Madame et Messieurs les Ministres,
Messieurs les Ambassadeurs,
Je remercie MM. Blix et El Baradei
pour les indications qu'ils viennent de nous fournir sur la poursuite des
inspections en Iraq. Je tiens à nouveau à leur exprimer la confiance et le
plein soutien de la France dans leur mission.
Vous savez le prix que la France
attache, depuis l'origine de la crise iraquienne, à l'unité du Conseil de
Sécurité. Cette unité repose aujourd'hui sur deux éléments essentiels:
Nous poursuivons ensemble l'objectif
d'un désarmement effectif de l'Iraq. Nous avons en ce domaine une obligation de
résultat. Ne mettons pas en doute notre engagement commun en ce sens. Nous
assumons collectivement cette lourde responsabilité qui ne doit laisser place
ni aux arrière-pensées, ni aux procès d'intention. Soyons clairs: aucun d'entre
nous n'éprouve la moindre complaisance à l'égard de Saddam Hussein et du régime
iraquien.
En adoptant à
l'unanimité la résolution 1441, nous avons collectivement marqué notre accord
avec la démarche en deux temps proposée par la France : le choix du désarmement par
la voie des inspections et, en cas d'échec de cette stratégie, l'examen par le
Conseil de Sécurité de toutes les options, y compris celle du recours à la
force. C'est bien dans ce scénario d'échec des inspections, et dans ce cas
seulement, que pourrait se justifier une seconde résolution.

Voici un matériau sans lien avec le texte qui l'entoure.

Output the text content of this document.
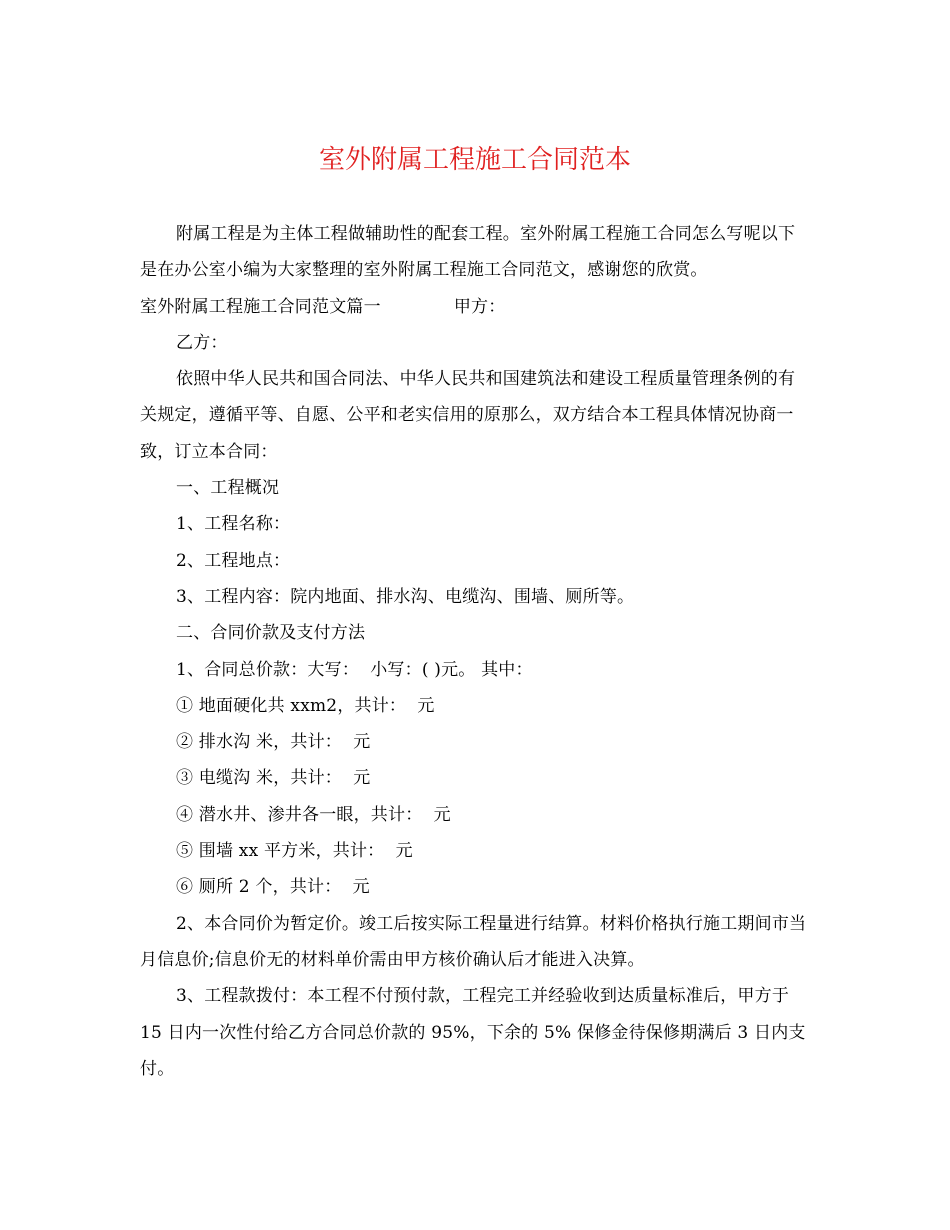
室外附属工程施工合同范本

附属工程是为主体工程做辅助性的配套工程。室外附属工程施工合同怎么写呢以下是在办公室小编为大家整理的室外附属工程施工合同范文，感谢您的欣赏。

室外附属工程施工合同范文篇一		甲方：

乙方：

依照中华人民共和国合同法、中华人民共和国建筑法和建设工程质量管理条例的有关规定，遵循平等、自愿、公平和老实信用的原那么，双方结合本工程具体情况协商一致，订立本合同：

一、工程概况

1、工程名称：

2、工程地点：

3、工程内容：院内地面、排水沟、电缆沟、围墙、厕所等。

二、合同价款及支付方法

1、合同总价款：大写：  小写：( )元。 其中：

① 地面硬化共 xxm2，共计：  元

② 排水沟 米，共计：  元

③ 电缆沟 米，共计：  元

④ 潜水井、渗井各一眼，共计：  元

⑤ 围墙 xx 平方米，共计：  元

⑥ 厕所 2 个，共计：  元

2、本合同价为暂定价。竣工后按实际工程量进行结算。材料价格执行施工期间市当月信息价;信息价无的材料单价需由甲方核价确认后才能进入决算。

3、工程款拨付：本工程不付预付款，工程完工并经验收到达质量标准后，甲方于 15 日内一次性付给乙方合同总价款的 95%，下余的 5% 保修金待保修期满后 3 日内支付。
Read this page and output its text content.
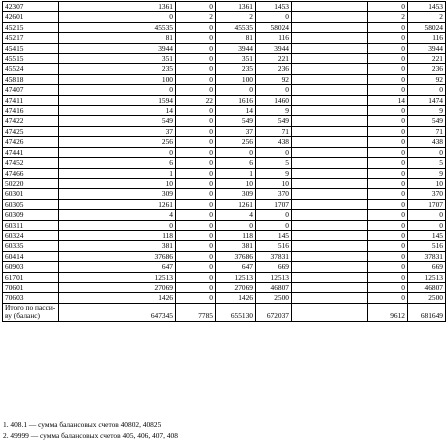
42307	1361	0	1361	1453		0	1453
42601	0	2	2	0		2	2
45215	45535	0	45535	58024		0	58024
45217	81	0	81	116		0	116
45415	3944	0	3944	3944		0	3944
45515	351	0	351	221		0	221
45524	235	0	235	236		0	236
45818	100	0	100	92		0	92
47407	0	0	0	0		0	0
47411	1594	22	1616	1460		14	1474
47416	14	0	14	9		0	9
47422	549	0	549	549		0	549
47425	37	0	37	71		0	71
47426	256	0	256	438		0	438
47441	0	0	0	0		0	0
47452	6	0	6	5		0	5
47466	1	0	1	9		0	9
50220	10	0	10	10		0	10
60301	309	0	309	370		0	370
60305	1261	0	1261	1707		0	1707
60309	4	0	4	0		0	0
60311	0	0	0	0		0	0
60324	118	0	118	145		0	145
60335	381	0	381	516		0	516
60414	37686	0	37686	37831		0	37831
60903	647	0	647	669		0	669
61701	12513	0	12513	12513		0	12513
70601	27069	0	27069	46807		0	46807
70603	1426	0	1426	2500		0	2500
Итого по пасси-ву (баланс)	647345	7785	655130	672037		9612	681649
1. 408.1 — сумма балансовых счетов 40802, 40825
2. 49999 — сумма балансовых счетов 405, 406, 407, 408
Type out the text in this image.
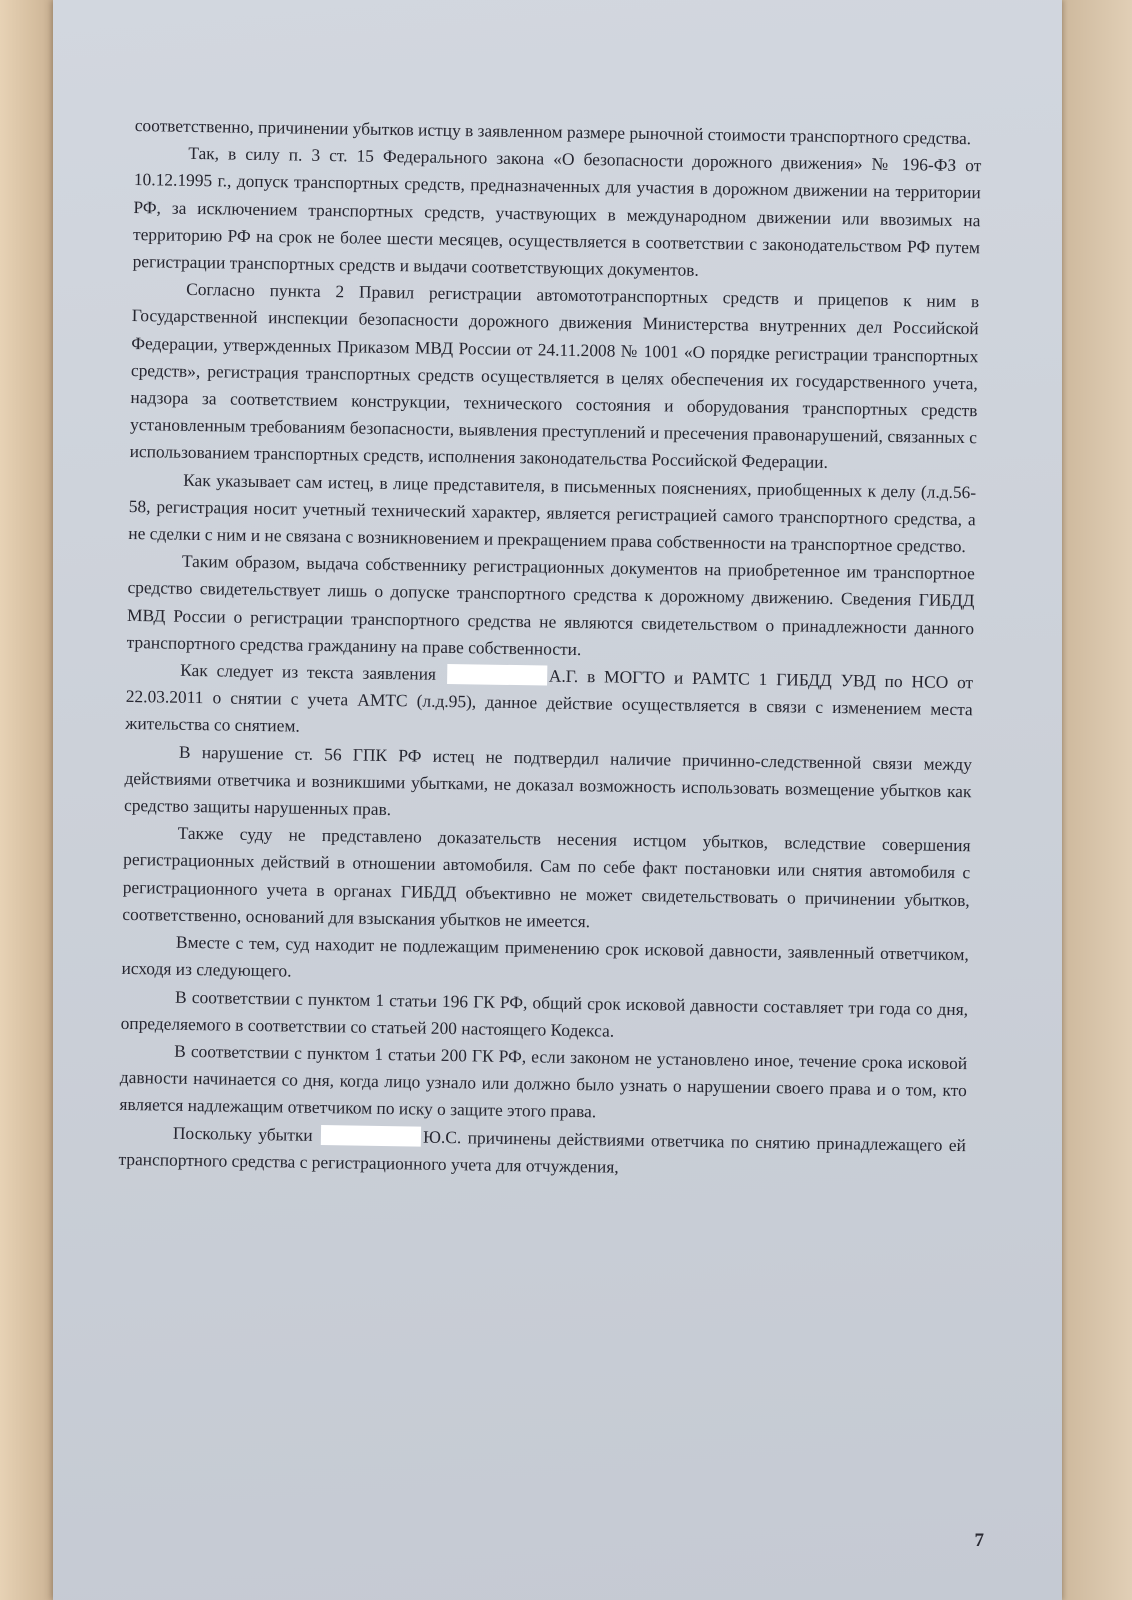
соответственно, причинении убытков истцу в заявленном размере рыночной стоимости транспортного средства.

Так, в силу п. 3 ст. 15 Федерального закона «О безопасности дорожного движения» № 196-ФЗ от 10.12.1995 г., допуск транспортных средств, предназначенных для участия в дорожном движении на территории РФ, за исключением транспортных средств, участвующих в международном движении или ввозимых на территорию РФ на срок не более шести месяцев, осуществляется в соответствии с законодательством РФ путем регистрации транспортных средств и выдачи соответствующих документов.

Согласно пункта 2 Правил регистрации автомототранспортных средств и прицепов к ним в Государственной инспекции безопасности дорожного движения Министерства внутренних дел Российской Федерации, утвержденных Приказом МВД России от 24.11.2008 № 1001 «О порядке регистрации транспортных средств», регистрация транспортных средств осуществляется в целях обеспечения их государственного учета, надзора за соответствием конструкции, технического состояния и оборудования транспортных средств установленным требованиям безопасности, выявления преступлений и пресечения правонарушений, связанных с использованием транспортных средств, исполнения законодательства Российской Федерации.

Как указывает сам истец, в лице представителя, в письменных пояснениях, приобщенных к делу (л.д.56-58, регистрация носит учетный технический характер, является регистрацией самого транспортного средства, а не сделки с ним и не связана с возникновением и прекращением права собственности на транспортное средство.

Таким образом, выдача собственнику регистрационных документов на приобретенное им транспортное средство свидетельствует лишь о допуске транспортного средства к дорожному движению. Сведения ГИБДД МВД России о регистрации транспортного средства не являются свидетельством о принадлежности данного транспортного средства гражданину на праве собственности.

Как следует из текста заявления	А.Г. в МОГТО и РАМТС 1 ГИБДД УВД по НСО от 22.03.2011 о снятии с учета АМТС (л.д.95), данное действие осуществляется в связи с изменением места жительства со снятием.

В нарушение ст. 56 ГПК РФ истец не подтвердил наличие причинно-следственной связи между действиями ответчика и возникшими убытками, не доказал возможность использовать возмещение убытков как средство защиты нарушенных прав.

Также суду не представлено доказательств несения истцом убытков, вследствие совершения регистрационных действий в отношении автомобиля. Сам по себе факт постановки или снятия автомобиля с регистрационного учета в органах ГИБДД объективно не может свидетельствовать о причинении убытков, соответственно, оснований для взыскания убытков не имеется.

Вместе с тем, суд находит не подлежащим применению срок исковой давности, заявленный ответчиком, исходя из следующего.

В соответствии с пунктом 1 статьи 196 ГК РФ, общий срок исковой давности составляет три года со дня, определяемого в соответствии со статьей 200 настоящего Кодекса.

В соответствии с пунктом 1 статьи 200 ГК РФ, если законом не установлено иное, течение срока исковой давности начинается со дня, когда лицо узнало или должно было узнать о нарушении своего права и о том, кто является надлежащим ответчиком по иску о защите этого права.

Поскольку убытки	Ю.С. причинены действиями ответчика по снятию принадлежащего ей транспортного средства с регистрационного учета для отчуждения,

7
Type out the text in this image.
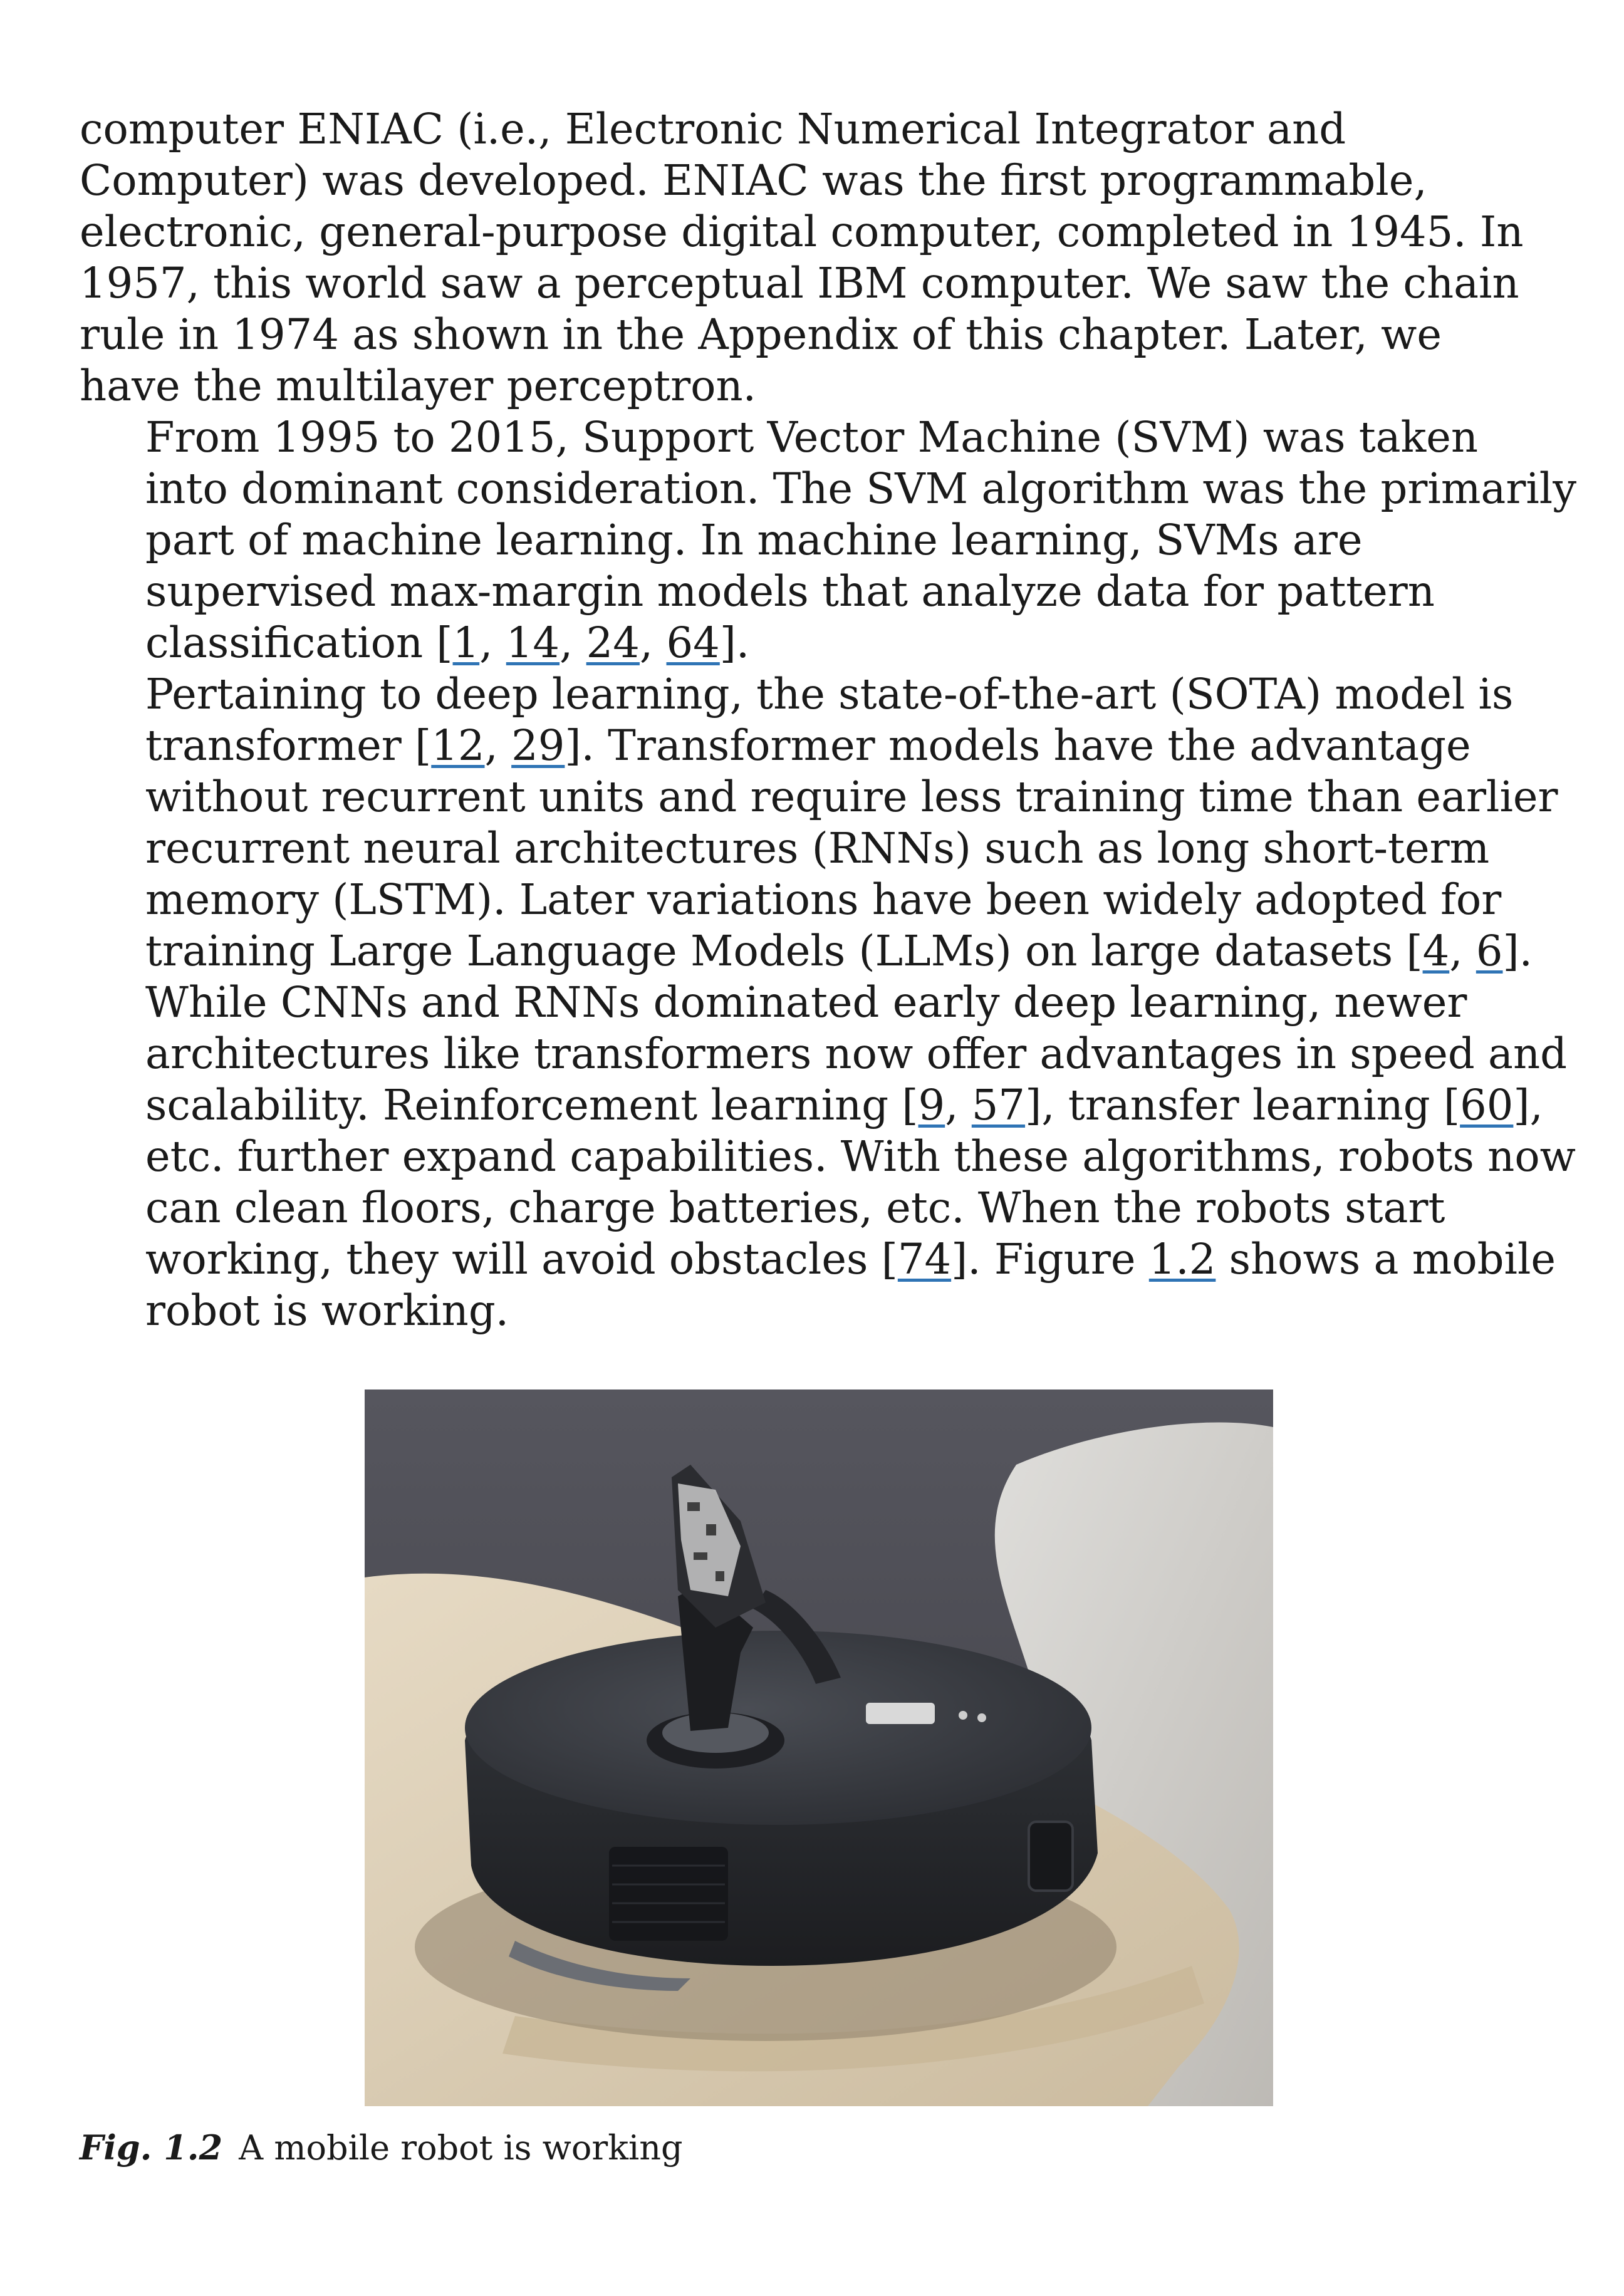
computer ENIAC (i.e., Electronic Numerical Integrator and
Computer) was developed. ENIAC was the first programmable,
electronic, general-purpose digital computer, completed in 1945. In
1957, this world saw a perceptual IBM computer. We saw the chain
rule in 1974 as shown in the Appendix of this chapter. Later, we
have the multilayer perceptron.

From 1995 to 2015, Support Vector Machine (SVM) was taken
into dominant consideration. The SVM algorithm was the primarily
part of machine learning. In machine learning, SVMs are
supervised max-margin models that analyze data for pattern
classification [1, 14, 24, 64].

Pertaining to deep learning, the state-of-the-art (SOTA) model is
transformer [12, 29]. Transformer models have the advantage
without recurrent units and require less training time than earlier
recurrent neural architectures (RNNs) such as long short-term
memory (LSTM). Later variations have been widely adopted for
training Large Language Models (LLMs) on large datasets [4, 6].

While CNNs and RNNs dominated early deep learning, newer
architectures like transformers now offer advantages in speed and
scalability. Reinforcement learning [9, 57], transfer learning [60],
etc. further expand capabilities. With these algorithms, robots now
can clean floors, charge batteries, etc. When the robots start
working, they will avoid obstacles [74]. Figure 1.2 shows a mobile
robot is working.

Fig. 1.2 A mobile robot is working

La question qui se pose aujourd'hui
est simple: considérons-nous en conscience que le désarmement par les missions
d'inspection est désormais une voie sans issue? Ou bien, estimons-nous que les
possibilités en matière d'inspection offertes par la résolution 1441 n'ont pas
encore été toutes explorées?
En réponse à cette question, la France
a deux convictions:
la première, c'est que l'option
des inspections n'a pas été conduite jusqu'à son terme et peut apporter une
réponse efficace à l'impératif du désarmement de l'Iraq ; la deuxième, c'est qu'un
usage de la force serait si lourd de conséquences pour les hommes, pour la
région et pour la stabilité internationale qu'il ne saurait être envisagé qu'en
dernière extrémité. Or, que venons-nous d'entendre, à travers le rapport de MM.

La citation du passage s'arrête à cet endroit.